Like other Republicans who have advocated a 'bigger-tent' philosophy for their party, US Senator Rand Paul says this doesn’t mean leaving behind strongly held principles.

Reed Saxon/AP
U.S. Sen. Rand Paul, R-Ky., speaks at the Ronald Reagan Presidential LIbrary in Simi Valley, Calif., Friday.

Rand Paul is the latest Republican to tell his party to open up to a wider range of views within its ranks.

“The party can be big enough to allow people who don't all agree on every issue,” Senator Paul told an audience in California, a state that produced three Republican presidents in the 20th  century but now votes reliably Democratic.

“When the Republican Party looks like the rest of America, we'll win again,” he said.

Like other politicians who have advocated a “bigger-tent” philosophy for their party, the US senator from Kentucky says this doesn’t mean leaving strongly held principles behind. “It's not going to change who I am or what I talk about but I think we can be a big enough party to include people," Paul said at the Ronald Reagan Presidential Library in Simi Valley, Calif., Friday evening.

Paul, the son of former presidential candidate Ron Paul (R) of Texas, has become a standard bearer for many libertarian conservatives. His recent book is titled “Government Bullies: How Everyday Americans are Being Harassed, Abused, and Imprisoned by the Feds.”

The theme of government overstepping its bounds is one that’s been resonating with many Americans lately, amid controversies over the use of armed drones to combat terrorist threats and over IRS scrutiny of conservative political groups that sought tax-exempt status.

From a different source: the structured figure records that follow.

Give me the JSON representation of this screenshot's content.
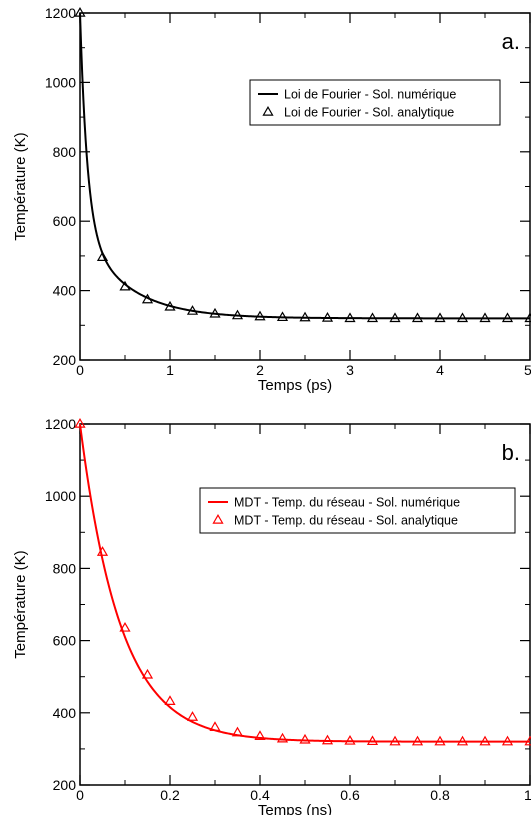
{
  "chart_data": [
    {
      "type": "line",
      "panel_label": "a.",
      "xlabel": "Temps (ps)",
      "ylabel": "Température (K)",
      "xlim": [
        0,
        5
      ],
      "ylim": [
        200,
        1200
      ],
      "xticks": [
        0,
        1,
        2,
        3,
        4,
        5
      ],
      "yticks": [
        200,
        400,
        600,
        800,
        1000,
        1200
      ],
      "grid": false,
      "legend_position": "top-right",
      "color": "#000000",
      "curve": {
        "T0": 1200,
        "Tinf": 320,
        "b1": 0.7,
        "tau1": 0.08,
        "b2": 0.3,
        "tau2": 0.5
      },
      "series": [
        {
          "name": "Loi de Fourier - Sol. numérique",
          "style": "line"
        },
        {
          "name": "Loi de Fourier - Sol. analytique",
          "style": "triangle",
          "x": [
            0,
            0.25,
            0.5,
            0.75,
            1,
            1.25,
            1.5,
            1.75,
            2,
            2.25,
            2.5,
            2.75,
            3,
            3.25,
            3.5,
            3.75,
            4,
            4.25,
            4.5,
            4.75,
            5
          ],
          "values": [
            1200,
            496,
            411,
            374,
            353,
            341,
            333,
            328,
            325,
            323,
            322,
            321,
            320,
            320,
            320,
            320,
            320,
            320,
            320,
            320,
            320
          ]
        }
      ]
    },
    {
      "type": "line",
      "panel_label": "b.",
      "xlabel": "Temps (ns)",
      "ylabel": "Température (K)",
      "xlim": [
        0,
        1
      ],
      "ylim": [
        200,
        1200
      ],
      "xticks": [
        0,
        0.2,
        0.4,
        0.6,
        0.8,
        1
      ],
      "yticks": [
        200,
        400,
        600,
        800,
        1000,
        1200
      ],
      "grid": false,
      "legend_position": "top-right",
      "color": "#ff0000",
      "curve": {
        "T0": 1200,
        "Tinf": 320,
        "b1": 1.0,
        "tau1": 0.09,
        "b2": 0.0,
        "tau2": 1.0
      },
      "series": [
        {
          "name": "MDT - Temp. du réseau - Sol. numérique",
          "style": "line"
        },
        {
          "name": "MDT - Temp. du réseau - Sol. analytique",
          "style": "triangle",
          "x": [
            0,
            0.05,
            0.1,
            0.15,
            0.2,
            0.25,
            0.3,
            0.35,
            0.4,
            0.45,
            0.5,
            0.55,
            0.6,
            0.65,
            0.7,
            0.75,
            0.8,
            0.85,
            0.9,
            0.95,
            1
          ],
          "values": [
            1200,
            845,
            635,
            505,
            432,
            388,
            360,
            345,
            335,
            328,
            325,
            323,
            322,
            321,
            320,
            320,
            320,
            320,
            320,
            320,
            320
          ]
        }
      ]
    }
  ]
}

In recent weeks, Paul’s name has been mentioned increasingly as a possible Republican candidate for president in 2016. His lecture-and-dinner event at the Reagan Library was sold out.

In a new Quinnipiac University poll, Paul is viewed favorably by most Americans who are aware of him. But lots of people still have no opinion of him. In the poll, 32 percent viewed him favorably, 24 percent unfavorably, and 40 percent “haven’t heard enough” to render judgment.

Hillary Clinton, a potential rival on the Democratic side in 2016, scored a 52 percent “favorable” rating in the same poll, with 40 percent unfavorable and only 7 percent saying they haven’t heard enough to know.

In his Friday talk, Paul sought to define himself, among other things, as a Republican who cares about the environment.

“I bike and hike and kayak. I compost,” he said. “I plant trees. In fact, I have a giant Sequoia I’m trying to grow in Kentucky.”